In honor of Mother’s and Father’s Day, during the months of May and June, we’d like to give all the moms and dads of children with RP and other eye conditions a gift: some free advice from 2 people who grew up with low vision.
Each week, we will be featuring a different tip. We would LOVE your feedback, comments, and any questions you might have.
Tip #1 Find Comrades for Your Child
Spending countless hours researching adaptations and technology for your children is time well spent, but if you’re taking the time to do those things, then also take a few minutes to connect your child with peers they can relate to regarding their vision.
I remember the first time I sat in a room full of blind peers in college, at an NFB conference. We stayed up till wee hours of the night, exchanging “blind” stories, laughing until our sides were sore with the delightful ache of comic relief. I loved how willing people were to laugh at themselves. Like one young married couple, both blind, who told about how their parents complimented tham on their flying bat Halloween decorations….that they hadn’t realized were still up in April.
I shared stories I had never told anyone, not even Jenelle, and while I didn’t realize it then, my sense of shame over my disease shrunk dramatically that night. I remember one girl with RP who was also studying sociology, and loved yoga like me, sharing a story about how, as a 12-year-old, she had wanted to impress her new stepmom by showing her she didn’t need any help exiting a ferris wheel. Only her diminishing vision prevented her from realizing that the ferris wheel had stopped to let off the carts at the bottom first, and her cart was still about 50 feet from the ground. She began to step out of the cart, nearly giving her stepmom a heart attack. I cringed, remembering ways I, too, had put myself in danger trying to assert my independence.
Growing up with a disability, children naturally feel different from their peers, which can be lonely and isolating at times.
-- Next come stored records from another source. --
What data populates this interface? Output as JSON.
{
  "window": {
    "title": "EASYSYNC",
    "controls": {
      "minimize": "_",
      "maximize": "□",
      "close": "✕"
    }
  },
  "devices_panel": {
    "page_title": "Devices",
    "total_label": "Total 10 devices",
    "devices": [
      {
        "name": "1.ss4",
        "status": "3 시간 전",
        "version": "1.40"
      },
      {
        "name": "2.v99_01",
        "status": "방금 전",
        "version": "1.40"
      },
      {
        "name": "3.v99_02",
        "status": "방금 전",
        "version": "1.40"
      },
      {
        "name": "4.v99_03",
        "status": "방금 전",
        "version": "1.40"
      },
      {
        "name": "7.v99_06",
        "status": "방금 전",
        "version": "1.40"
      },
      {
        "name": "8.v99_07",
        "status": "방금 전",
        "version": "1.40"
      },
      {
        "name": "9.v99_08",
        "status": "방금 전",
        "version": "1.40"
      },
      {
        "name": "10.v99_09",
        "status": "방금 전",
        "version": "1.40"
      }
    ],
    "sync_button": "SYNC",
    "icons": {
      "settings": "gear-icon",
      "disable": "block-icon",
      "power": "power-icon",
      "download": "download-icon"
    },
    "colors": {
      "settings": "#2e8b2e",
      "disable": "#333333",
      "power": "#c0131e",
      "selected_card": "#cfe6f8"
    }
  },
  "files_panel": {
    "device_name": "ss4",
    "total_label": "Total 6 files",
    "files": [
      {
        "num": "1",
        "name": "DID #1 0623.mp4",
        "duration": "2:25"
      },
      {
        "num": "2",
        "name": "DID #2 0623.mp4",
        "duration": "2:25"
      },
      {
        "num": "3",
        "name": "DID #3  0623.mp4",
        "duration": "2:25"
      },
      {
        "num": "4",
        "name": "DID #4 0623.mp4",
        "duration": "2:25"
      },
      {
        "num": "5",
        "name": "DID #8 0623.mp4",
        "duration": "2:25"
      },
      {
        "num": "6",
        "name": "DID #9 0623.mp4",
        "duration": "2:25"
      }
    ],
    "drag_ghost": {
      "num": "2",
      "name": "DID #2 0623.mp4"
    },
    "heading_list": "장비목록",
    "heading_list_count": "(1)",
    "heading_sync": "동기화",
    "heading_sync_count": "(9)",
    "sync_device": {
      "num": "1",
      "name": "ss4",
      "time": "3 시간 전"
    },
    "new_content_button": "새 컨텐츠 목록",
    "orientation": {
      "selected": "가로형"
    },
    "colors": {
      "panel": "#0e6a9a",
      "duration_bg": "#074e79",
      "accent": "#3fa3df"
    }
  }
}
I remember longing to meet other kids my same age with low vision. What I would have given to attend a camp geared specifcially for kids with low vision, where I could have competed athletically against kids who also had trouble seeing flying balls, or attended evening campfires with other kids who needed extra help in the dark.
I remember my parents meeting a couple who had a son with low vision when I was a teenager. They invited them over, and it was nice, but the kid wasn’t really the talking type, and I wanted more— I wanted a room full of girls to gab with for days on end. Yes, I had my twin sister, but we both felt a sense of shame, and being together in silent shame can sometimes feel even more lonely than being alone in it.
In the Information Age, it is now much easier for parents to research options for their children than it was for my parents when I was growing up. With just the click of a button, you can find a plethora of information about your child’s eye condition. And your child, as they get older, can do the same. But any amount of information can’t replace the reassurance that can be gained from connecting with peers who are facing similar challenges.
This doesn’t have to be your child’s main group of friends, but just peers that they see every once in awhile that they can kick back with.